The meeting was held at the Ministry’s headquarters in Phnom Penh and a key topic was Australia’s signature agricultural aid initiative – the Cambodia Agricultural Value Chain Programme (CAVAC) – that will provide more than $50 million to mobilise additional advisers to help the government maintain food security and resolve supply chain issues in the face of COVID-19 disruption.
The programme will also work with farmers, businesses and government to boost agricultural productivity, diversify crops and target new markets, all of which are critical given the number of Cambodian workers expected to enter the agriculture sector because of job losses elsewhere.

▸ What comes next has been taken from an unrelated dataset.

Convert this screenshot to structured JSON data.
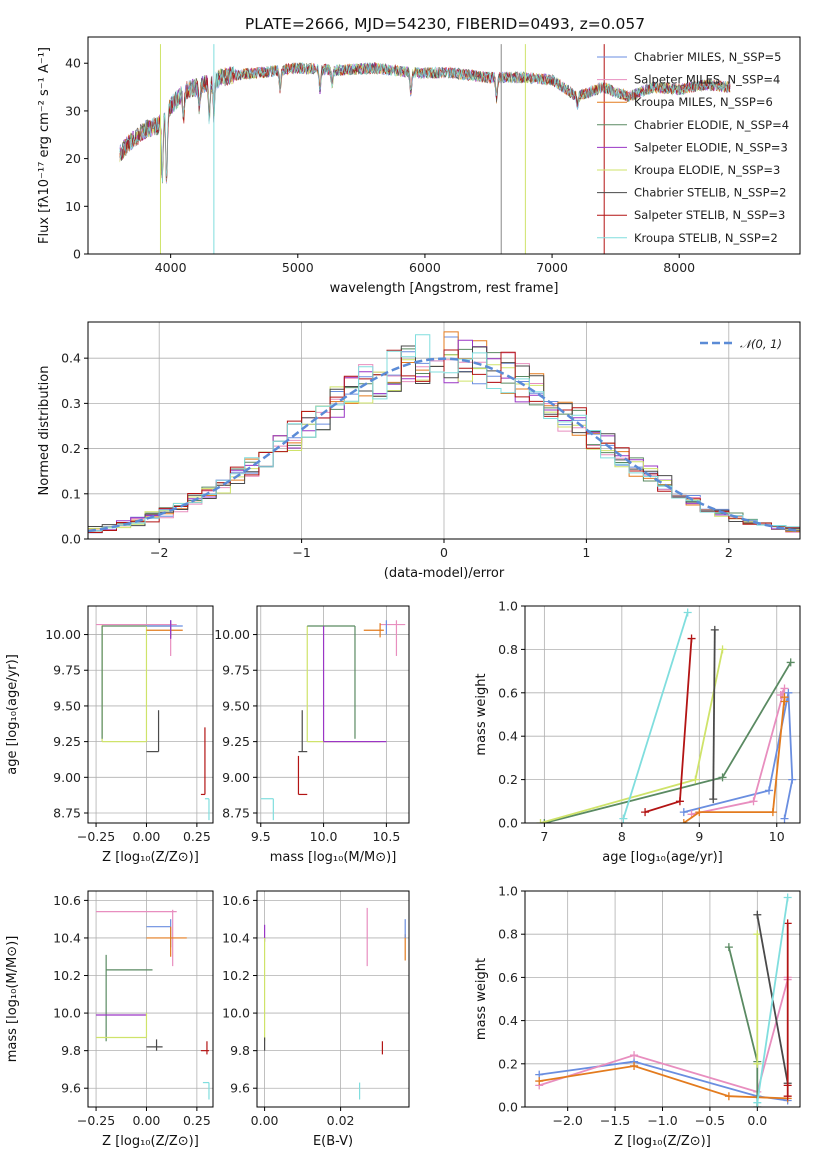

According to the Australian Embassy, CAVAC has already built irrigation schemes providing 12,000 Cambodian farmers with year-round access to irrigated water and is supporting 135,000 farmers to improve their farming practices.

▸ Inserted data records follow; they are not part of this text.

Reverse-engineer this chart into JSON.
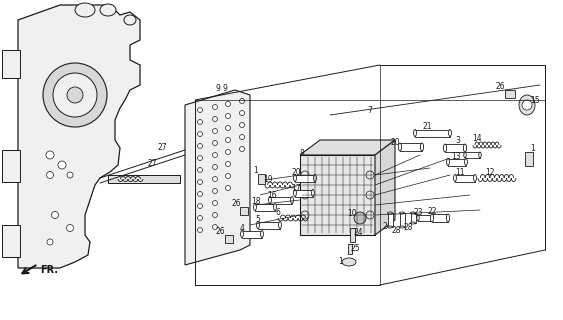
{
  "bg_color": "#ffffff",
  "line_color": "#1a1a1a",
  "fig_width": 5.63,
  "fig_height": 3.2,
  "dpi": 100,
  "fr_text": "FR.",
  "fr_fontsize": 7
}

In a statement released after the meeting, Veng Sakhon stated his profound thanks to the Australian Government and people for their continued support for the development of Cambodia.
“These projects have really contributed to improving productivity, creating jobs, ensuring food security, increasing exports, competing to improve living standards, reduce poverty, migration and promote national economic growth,” Veng said.
“In the context that Cambodia is facing a global epidemic of deadly COVID-19 and isespecially in line with the policy of Prime Minister Hun Sen, who has called on people to work hard to cultivate and promote agricultural production to increase the supply of domestic demand and increase productivity to ensure food supply for the daily living of the people and the economy,” Veng added.
In response, Pablo Kang told Khmer Times: “Australia is proud to be a long-standing supporter of the agriculture sector in Cambodia. The economic effects of COVID-19 make it even more important that we continue to this support, so Cambodian farmers can earn incomes and feed their families.”
Additionally, the two also discussed the potential for increasing “fragrant rice” exports to the Australian market with 9,700 tonnes rice having already been exported to Australia in the first three months of this year. Allowing some rice trading to continue after Hun Sen banned all exports of white rice and paddy to keep for local consumption from earlier this month until further notice to keep
According to Lun Yeng, secretary-general of the Cambodia Rice Federation, Australia has the potential to be a leading export destination for Cambodia’s fragrant rice exports now and general rice exports in the future.
“Australia is becoming a new and leading potential market for both Cambodia’s premium and general rice exports because over the last few years exports from Cambodia to Australia have increased significantly,” Yeng said.
“Also, we think Australia will be a good market because many buyers have partnered directly with local rice producers to ensure that quality and production is in line with good sustainable practices for our farmers.”